J.L.D., 28 février 2025 — 25/00356
Texte intégral
COUR D’APPEL DE [Localité 4] TRIBUNAL JUDICIAIRE DE TOULOUSE ORDONNANCE N° De MINUTE N° RG 25/00356 - N° Portalis DBX4-W-B7J-T3DP Le 28 Février 2025
Nous, Raphaël LE GUILLOU, vice-président, juge délégué au tribunal judiciaire de TOULOUSE, assisté de Virginie BASTIER, Greffier,
Nous trouvant à l’hôpital [3] conformément à la convention signée avec l’A.R.S, statuant en audience publique, contradictoirement et en premier ressort ;
En présence de Madame [B] [F], régulièrement convoquée, assistée de Me Alexa CHIRON, avocat au barreau de Toulouse ;
En l’absence de Madame la directrice de CLINIQUE DE [Localité 1], régulièrement convoquée ;
En l’absence du tiers, régulièrement avisé ;
Vu la requête du 27 février 2025 à l’initiative de Madame la Directrice de CLINIQUE DE [Localité 1] concernant Madame [B] [F] née le 03 Mai 1980 à [Localité 2] (ROUMANIE) ;
Vu les pièces annexées et répertoriées sous bordereau joint ;
Vu les réquisitions écrites de Monsieur le Procureur de la République ;
Vu la loi n°2011-803 du 5 juillet 2011 relative aux droits et à la protection des personnes faisant l’objet de soins psychiatriques et aux modalités de leur prise en charge ;
Vu les articles L3211-12 et suivants et R3211-7 et suivants du code de la santé publique ;
Madame [B] [F] a été admise en soins psychiatriques sans son consentement, à la demande d’un tiers, sur décision du directeur d’établissement et dans le cadre de la procédure d’urgence, le 21 février 2025.
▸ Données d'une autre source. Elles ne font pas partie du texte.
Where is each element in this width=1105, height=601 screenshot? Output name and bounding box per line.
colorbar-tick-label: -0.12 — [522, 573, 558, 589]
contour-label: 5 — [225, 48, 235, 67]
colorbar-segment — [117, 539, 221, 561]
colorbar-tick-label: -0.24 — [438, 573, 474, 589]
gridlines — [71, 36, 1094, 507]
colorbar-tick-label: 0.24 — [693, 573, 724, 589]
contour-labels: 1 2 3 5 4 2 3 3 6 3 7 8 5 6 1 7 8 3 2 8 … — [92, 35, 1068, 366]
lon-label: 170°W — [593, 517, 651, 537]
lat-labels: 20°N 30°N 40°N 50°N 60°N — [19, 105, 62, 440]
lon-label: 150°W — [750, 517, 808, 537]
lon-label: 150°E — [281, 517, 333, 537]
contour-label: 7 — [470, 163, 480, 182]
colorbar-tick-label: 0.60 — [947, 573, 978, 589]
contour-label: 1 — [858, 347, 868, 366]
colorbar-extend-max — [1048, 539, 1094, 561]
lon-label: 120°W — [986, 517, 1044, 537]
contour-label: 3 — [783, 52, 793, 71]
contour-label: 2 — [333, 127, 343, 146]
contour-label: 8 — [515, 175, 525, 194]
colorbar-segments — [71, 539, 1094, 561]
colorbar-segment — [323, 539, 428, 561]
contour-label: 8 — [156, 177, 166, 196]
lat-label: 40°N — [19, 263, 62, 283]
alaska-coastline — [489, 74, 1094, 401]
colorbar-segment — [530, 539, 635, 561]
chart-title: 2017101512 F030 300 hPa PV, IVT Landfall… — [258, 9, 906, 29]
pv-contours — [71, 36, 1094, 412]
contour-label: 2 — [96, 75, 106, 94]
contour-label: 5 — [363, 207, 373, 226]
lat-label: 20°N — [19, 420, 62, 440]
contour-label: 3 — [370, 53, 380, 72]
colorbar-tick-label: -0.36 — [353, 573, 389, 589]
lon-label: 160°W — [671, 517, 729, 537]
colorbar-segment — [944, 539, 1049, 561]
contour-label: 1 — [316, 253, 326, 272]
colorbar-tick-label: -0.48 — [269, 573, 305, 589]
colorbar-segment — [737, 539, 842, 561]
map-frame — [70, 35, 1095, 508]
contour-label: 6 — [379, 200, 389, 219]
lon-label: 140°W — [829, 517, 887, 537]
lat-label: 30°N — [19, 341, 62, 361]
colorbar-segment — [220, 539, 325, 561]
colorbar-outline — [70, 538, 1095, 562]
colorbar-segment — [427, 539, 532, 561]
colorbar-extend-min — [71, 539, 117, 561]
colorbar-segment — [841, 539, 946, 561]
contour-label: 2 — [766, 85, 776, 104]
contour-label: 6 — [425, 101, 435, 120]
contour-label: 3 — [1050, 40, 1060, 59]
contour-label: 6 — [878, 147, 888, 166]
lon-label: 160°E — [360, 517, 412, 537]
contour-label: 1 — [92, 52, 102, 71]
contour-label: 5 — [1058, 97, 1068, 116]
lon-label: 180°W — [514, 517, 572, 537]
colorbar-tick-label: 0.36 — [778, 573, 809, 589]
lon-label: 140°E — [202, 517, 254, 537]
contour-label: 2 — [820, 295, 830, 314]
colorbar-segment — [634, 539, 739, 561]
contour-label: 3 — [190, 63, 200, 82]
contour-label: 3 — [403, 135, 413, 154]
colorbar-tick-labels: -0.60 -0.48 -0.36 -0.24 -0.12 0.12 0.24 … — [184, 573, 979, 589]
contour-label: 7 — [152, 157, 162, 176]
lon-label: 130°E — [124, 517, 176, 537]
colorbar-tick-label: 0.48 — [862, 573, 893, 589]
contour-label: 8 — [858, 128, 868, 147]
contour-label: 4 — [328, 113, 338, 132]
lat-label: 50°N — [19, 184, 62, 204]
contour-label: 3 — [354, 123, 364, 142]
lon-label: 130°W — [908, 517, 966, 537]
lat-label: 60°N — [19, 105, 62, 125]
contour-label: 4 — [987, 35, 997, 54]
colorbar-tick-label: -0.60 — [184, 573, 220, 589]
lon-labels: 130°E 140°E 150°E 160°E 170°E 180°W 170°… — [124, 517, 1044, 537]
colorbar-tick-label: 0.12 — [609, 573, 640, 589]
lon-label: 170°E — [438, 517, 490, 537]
Dans le certificat médical d’admission, le docteur en médecine atteste que la patiente présente un contact extrêmement méfiant, refusant de répondre aux questions. La thymie est décrite comme neutre, la patiente n’exprimant pas d’idées suicidaires. Néanmoins, il est fait mention de rires inadaptés. La patiente a été amenée aux urgences par ses collègues en raison d’une rupture avec l’état antérieur et de propos décousus. L’infirmière de son travail, contactée par le médecin, notait également une franche rupture avec l’état antérieur. Le médecin préconisait donc une période d’observation, ce d’autant que la patiente ne repérait pas de modification de sa propre psyché. Le médecin du CHU de [Localité 4] relevait encore qu’il existait un risque grave d’atteinte à l’intégrité du malade.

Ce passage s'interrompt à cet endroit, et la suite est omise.